Cuando termina el verano
«Entre la infancia y la responsabilidad de la vida adulta, el final del verano no es el tiempo de las medusas sino el de la nostalgia»
Cuando termina el verano, decimos adiós al dolce far niente de estos meses festivos y calurosos. A pesar de las noticias (la última, la muerte de Prigozhin y de Dmitri Utkin, su lugarteniente, en un accidente aéreo), nada parece perturbar esa larga siesta que es la época estival, jalonada por las cenas al fresco. A medida que el cambio climático va subiendo la temperatura media –¿o será quizás la edad?–, el cansancio nos aplatana con un sopor que se nos antoja tropical. Cuando era niño la vida era distinta: con el verano llegaba el olor a piel bronceada de los turistas alemanes. Lo he repetido a menudo y puedo hacerlo una vez más: en mi inconsciente, julio y agosto no es una mañana en la playa ni un paseo en velero ni una pizza junto al mar ni el recuerdo de la primera libertad adolescente, sino el eco proustiano del olor –recurrente e intenso– a crema Nivea. Hablo de hace muchos años, los suficientes para recomponer una memoria. Se diría que la infancia es siempre la hechura de la memoria.

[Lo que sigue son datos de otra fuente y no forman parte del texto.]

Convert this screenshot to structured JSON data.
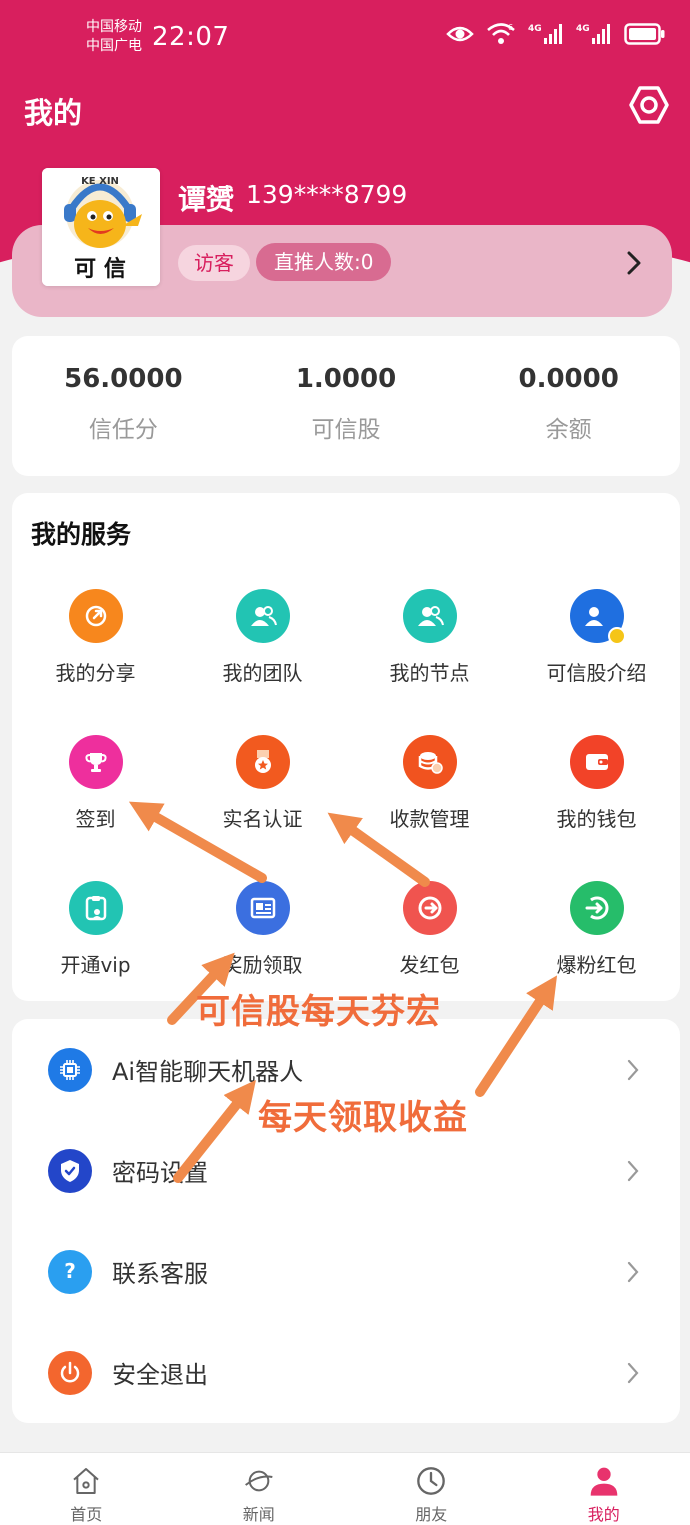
{
  "status_bar": {
    "carrier1": "中国移动",
    "carrier2": "中国广电",
    "time": "22:07"
  },
  "header": {
    "title": "我的",
    "settings_icon": "settings-hexagon-icon"
  },
  "profile": {
    "avatar_text": "可 信",
    "avatar_arc_text": "KE XIN",
    "name": "谭赟",
    "phone": "139****8799",
    "badge_role": "访客",
    "badge_direct": "直推人数:0"
  },
  "stats": [
    {
      "value": "56.0000",
      "label": "信任分"
    },
    {
      "value": "1.0000",
      "label": "可信股"
    },
    {
      "value": "0.0000",
      "label": "余额"
    }
  ],
  "services": {
    "title": "我的服务",
    "items": [
      {
        "label": "我的分享",
        "icon": "share-icon",
        "color": "#f7871d"
      },
      {
        "label": "我的团队",
        "icon": "team-icon",
        "color": "#22c4b3"
      },
      {
        "label": "我的节点",
        "icon": "node-icon",
        "color": "#22c4b3"
      },
      {
        "label": "可信股介绍",
        "icon": "stock-intro-icon",
        "color": "#1f6fe0"
      },
      {
        "label": "签到",
        "icon": "trophy-icon",
        "color": "#ee2f9d"
      },
      {
        "label": "实名认证",
        "icon": "medal-icon",
        "color": "#f25a1f"
      },
      {
        "label": "收款管理",
        "icon": "coins-icon",
        "color": "#f1531f"
      },
      {
        "label": "我的钱包",
        "icon": "wallet-icon",
        "color": "#f24328"
      },
      {
        "label": "开通vip",
        "icon": "vip-icon",
        "color": "#22c4b3"
      },
      {
        "label": "奖励领取",
        "icon": "reward-card-icon",
        "color": "#3b6fe0"
      },
      {
        "label": "发红包",
        "icon": "send-red-packet-icon",
        "color": "#f0544f"
      },
      {
        "label": "爆粉红包",
        "icon": "fan-red-packet-icon",
        "color": "#26bd6a"
      }
    ]
  },
  "settings_list": [
    {
      "label": "Ai智能聊天机器人",
      "icon": "chip-icon",
      "color": "#1f7ae6"
    },
    {
      "label": "密码设置",
      "icon": "shield-check-icon",
      "color": "#2346c9"
    },
    {
      "label": "联系客服",
      "icon": "question-bubble-icon",
      "color": "#2a9ff0"
    },
    {
      "label": "安全退出",
      "icon": "power-icon",
      "color": "#f3662e"
    }
  ],
  "annotations": {
    "line1": "可信股每天芬宏",
    "line2": "每天领取收益",
    "color": "#f06c3b"
  },
  "bottom_nav": [
    {
      "label": "首页",
      "icon": "home-icon"
    },
    {
      "label": "新闻",
      "icon": "planet-icon"
    },
    {
      "label": "朋友",
      "icon": "clock-icon"
    },
    {
      "label": "我的",
      "icon": "user-icon",
      "active": true
    }
  ],
  "colors": {
    "brand": "#d81f5e",
    "background": "#f2f2f2"
  }
}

El rastro de lo perdido, por tanto, se define en contraste con esos recuerdos. Si ahora la playa ya no huele a Nieva no es porque ya no se venda, sino porque la variedad de cremas solares resulta masiva. La pluralidad nos enriquece a la vez que nos confunde, al perder un territorio familiar. Fuera de la memoria, no nos reconocemos con tanta facilidad. Yo miro hacia el pasado, como creo que haría Azorín, y ¿qué encuentro?: un territorio familiar marcado por el asombro de la infancia y por la felicidad de una vida aún no torturada. Recuerdo a un tirolés –a un hombre vestido de tirolés, quiero decir– cenando un verano tras otro en la terraza de un bar. Recuerdo la culta elegancia del arquitecto Miguel Fisac mirando al horizonte. Recuerdo a unos músicos de jazz veraneando en su velero y al barítono Vicente Sardinero ensayando una ópera francesa en la torre del profesor Moratille. Era, creo, un mundo más ingenuo y más noble a su vez; pero seguramente esa ingenuidad se encontraba sólo en mi mirada y en ningún otro sitio. De hecho, yo era el espectador de una realidad que desconocía, el nativo ante el extranjero (y no a la inversa), el muchacho que con la mirada buscaba entender un mundo que era nuevo para él. Ciertamente, todos somos un poco hijos de la imaginación.
«Ya sabemos que el futuro nos determina mucho más que el pasado. Y que siempre constituye una incógnita»
Ahora termina el verano y me doy cuenta de lo mucho que me irrita el otoño, esa «estación de los proyectos», como acuñó el nobel Patrick Modiano. Algunos dirán que a partir de una edad los proyectos ya se dejan atrás; pero no es esto: es el retorno al aburrimiento del colegio. De niño, detesté la escuela y ahora detesto que mis hijos empiecen otro curso. Es la época de los exámenes absurdos y de los trabajos en grupo y de los madrugones y del estrés por las notas y, en definitiva, de la escolarización obligatoria. He defendido muchas veces el homeschooling, porque es un modo más humano de enseñar (lo pequeño, lo familiar, siempre resulta preferible a lo industrial) y también porque creo que, en ciertos entornos, en ciertas circunstancias, es también más efectivo. En los Estados Unidos, desde luego, los resultados así lo sugieren.
Entre la infancia y la responsabilidad de la vida adulta, el final del verano no es el tiempo de las medusas sino el de la nostalgia. En apenas unos días, todo cambiará y la misma velocidad del tiempo disipará cualquier resto de melancolía. Septiembre se presenta con toda la intensidad de la época. Y ya sabemos que el futuro nos determina mucho más que el pasado. Y que siempre constituye una incógnita.